I tried and it found an issue with the timestamping server URL where I had an extra $ sign at the front.
I removed it and the exe file was signed just fine. Sadly applying the same fix to the command line for signing the JAR file, while obviously necessary, did not change the outcome: I still get the same error message.
Note that if the authentication token is invalid/expired I do get an appropriate error message explaining that authentication could not be performed. Getting a new token allows to go past that state and end up with the dreaded "Failed to load certificate from" error message

[ebourg]

Did you try with other versions of Java?

[obones]

I just did, and it does not change the result.
However, I finally found what was wrong: Using the version alias!
If I give KeyName/cryptoKeyVersions/1 as the last argument, I get the "Failed to load certificate from" error. But if I only give KeyName then it successfully signs the JAR.
There are warnings, but I'm quite confident they don't come from your code:

The signer's certificate chain is invalid. Reason: PKIX path building failed: sun.security.provider.certpath.SunCertPathBuilderException: unable to find valid certification path to requested target

POSIX file permission and/or symlink attributes detected. These attributes are ignored when signing and are not protected by the signature.

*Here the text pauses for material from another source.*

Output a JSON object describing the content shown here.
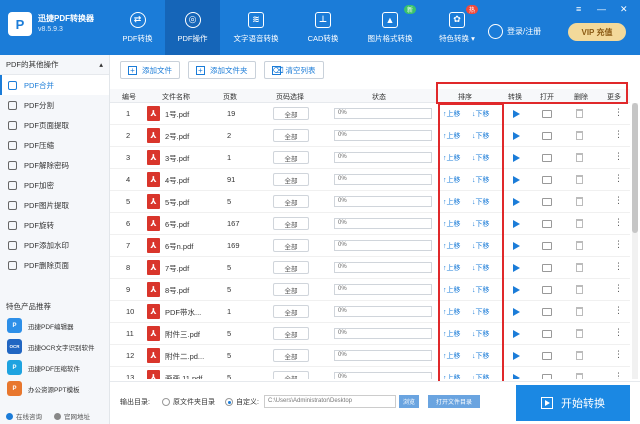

The second one, I can't quite do anything about it and the first I believe comes my .cer file maybe missing the entire chain, but it's fine for other usages so I guess I can ignore the warning.

[ebourg]

Thank you for the feedback, I'm glad to hear it works.

If the .cer file contains only the final certificate and not the intermediate CA certificates that may explain the warning.

I'll look into the jarsigner code to understand why it fails with the versioned alias.